DIY Bamboo bathroom cabinet
In the August issue of Easy DIY magazine I show you how to do a bathroom revamp by replacing a basin and toilet, and also transforming a bath into a shower cubicle. For the project I'm using bamboo board for the bathroom vanity and bamboo laminate flooring. I thought it would be nice to add a bamboo storage cabinet for bathroom essentials. Here's how...
ABOVE and BELOW: Front and back of bathroom cabinet. The beauty of using bamboo board is that, once cut to size, it requires very little finishing. Bamboo is already beautiful and I just love the chunkiness and edge design.
This is a great project for all our beginner DIY-ers as the design in a simple box with a shelf and doors.

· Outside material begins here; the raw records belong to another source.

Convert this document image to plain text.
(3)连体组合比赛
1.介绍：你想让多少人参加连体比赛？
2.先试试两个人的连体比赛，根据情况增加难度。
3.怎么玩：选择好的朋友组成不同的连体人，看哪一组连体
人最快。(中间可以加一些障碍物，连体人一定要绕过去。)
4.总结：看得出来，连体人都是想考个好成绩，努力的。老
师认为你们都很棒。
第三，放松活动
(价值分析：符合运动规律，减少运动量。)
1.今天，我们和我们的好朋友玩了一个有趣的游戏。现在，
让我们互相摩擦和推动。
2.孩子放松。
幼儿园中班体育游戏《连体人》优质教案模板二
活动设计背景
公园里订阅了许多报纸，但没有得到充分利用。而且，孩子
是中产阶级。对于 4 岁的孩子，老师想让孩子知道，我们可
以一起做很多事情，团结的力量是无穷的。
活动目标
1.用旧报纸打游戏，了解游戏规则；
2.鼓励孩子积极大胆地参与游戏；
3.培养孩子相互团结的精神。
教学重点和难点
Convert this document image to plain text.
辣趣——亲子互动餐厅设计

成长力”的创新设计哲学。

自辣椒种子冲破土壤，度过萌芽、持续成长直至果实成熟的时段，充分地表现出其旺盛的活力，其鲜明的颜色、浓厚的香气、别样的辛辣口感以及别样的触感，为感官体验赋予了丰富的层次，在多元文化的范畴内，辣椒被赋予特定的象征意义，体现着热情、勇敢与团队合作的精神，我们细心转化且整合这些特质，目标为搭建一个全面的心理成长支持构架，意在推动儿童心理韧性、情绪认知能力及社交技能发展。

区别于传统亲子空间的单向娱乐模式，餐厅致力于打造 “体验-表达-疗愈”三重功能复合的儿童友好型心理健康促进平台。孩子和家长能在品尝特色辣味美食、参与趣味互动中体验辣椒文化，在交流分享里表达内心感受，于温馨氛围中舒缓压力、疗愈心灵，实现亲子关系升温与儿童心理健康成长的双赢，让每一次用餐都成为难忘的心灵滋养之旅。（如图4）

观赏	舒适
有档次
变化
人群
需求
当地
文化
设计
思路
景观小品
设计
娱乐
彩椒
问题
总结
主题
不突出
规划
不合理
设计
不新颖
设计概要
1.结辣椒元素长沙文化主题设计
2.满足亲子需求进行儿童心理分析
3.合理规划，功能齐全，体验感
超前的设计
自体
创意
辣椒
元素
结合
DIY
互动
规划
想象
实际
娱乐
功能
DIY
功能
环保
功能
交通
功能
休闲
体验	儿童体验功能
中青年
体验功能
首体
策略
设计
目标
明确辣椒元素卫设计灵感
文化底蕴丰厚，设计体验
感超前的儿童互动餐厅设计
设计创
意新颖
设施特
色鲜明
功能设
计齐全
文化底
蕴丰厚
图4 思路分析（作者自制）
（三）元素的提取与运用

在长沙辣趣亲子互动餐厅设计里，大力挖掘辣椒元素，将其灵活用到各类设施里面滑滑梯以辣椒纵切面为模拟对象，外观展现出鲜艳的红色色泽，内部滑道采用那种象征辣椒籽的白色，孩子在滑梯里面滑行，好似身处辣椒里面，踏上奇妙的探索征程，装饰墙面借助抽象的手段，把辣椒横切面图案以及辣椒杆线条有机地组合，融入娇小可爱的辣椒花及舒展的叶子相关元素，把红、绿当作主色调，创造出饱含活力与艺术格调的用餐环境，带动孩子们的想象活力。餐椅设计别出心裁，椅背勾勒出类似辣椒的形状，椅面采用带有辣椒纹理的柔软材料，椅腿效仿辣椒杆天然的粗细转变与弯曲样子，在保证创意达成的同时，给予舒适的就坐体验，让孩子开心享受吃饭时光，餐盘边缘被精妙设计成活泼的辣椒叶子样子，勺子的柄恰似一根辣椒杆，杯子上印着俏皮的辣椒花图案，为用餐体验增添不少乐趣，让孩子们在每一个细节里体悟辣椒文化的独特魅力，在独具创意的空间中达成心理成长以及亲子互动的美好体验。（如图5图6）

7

So get out your new drill/driver and start on that first project!
YOU WILL NEED:
20mm bamboo board* cut to sizes...
- 3 of 150 x 500mm - top, bottom and shelf
- 2 of 150 x 400mm - sides
- 2 of 270 x 400mm - doors
- 1 of 40 x 400mm - handle
4 medium brass hinges
2 keyhole brackets
2 door catches
Drill/driver and assorted drill and screw bits
Tape measure and pencil
1. So that we don't have any visible screws, we are joining the sections together with 8mm dowels. Measure in 10mm from each edge on the top, bottom and shelf sections (see image). Drill 8mm holes with a wood bit to a depth of half that of the dowel. You can use a piece of masking tape to mark how deep you need to drill.
2. Before assembling the frame we are adding the shelf. Measure up 200mm on both sides and draw a line. Place dowel centres in drilled holes and then position one side of the shelf over each side - flush with the back - and press down to mark. Drill the marks out to half the depth of the 8mm dowels.
Place a small amount of wood glue in the drilled holes, insert the dowels into the sides and then tap the top edge until tightly fitted to the top.
Repeat for the other side of the shelf.
3. You will use the same method to attach the top and bottom to the sides. Place a small amount of wood glue in the drilled holes, insert the dowels into the sides and then tap the top edge until tightly fitted to the top.
Repeat for the bottom, turn upside down and do the same to attach to the other side.
4. Measure and mark the position for the hinges on the frame and the door. The hinge pin of the bracket protrudes over the edge of the frame and door so that it does not affect how the doors sits flush on the cabinet frame. It's easier to place the cabinet on a flat, level surface - attach one side of the hinge to the door and then stand the door close to the frame to attach the other side of the hinge to the frame.
5. We have added door catches to the cabinet so that children cannot easily get in, but you can leave these off if you wish. To mount the catches position them on the shelf where they will be mounted, flush against the back of the door and mark the holes with a pencil. Remove the front of the catch and screw onto the back of the door. Screw the main assembly onto the shelf.
6. To finish off the bamboo cabinet I glued on a handle that is positioned centrally on the front so that it overlaps the other door when closed. Use 5-minute epoxy glue so that you don't have to wait for glue to dry!
7. Attach the keyhole brackets to the back of the cabinet for mounting onto the wall.
8. Transfer the width between the keyhole brackets on the cabinet back onto the wall, at the desired height. Use a spirit level to ensure that your markings are perfectly level.
9. Before drilling into walls, use an electronic detector to ensure that there are no pipes or conduits in the walls. Drill two holes for the wall plugs - bearing in mind that the holes should be slightly longer than the wall plugs. Push in the wall plugs and insert the screw, which you can tighten and leave a 3 to 4mm portion of the head sticking out so that you can slip the keyhole brackets on the back of the cabinet over this.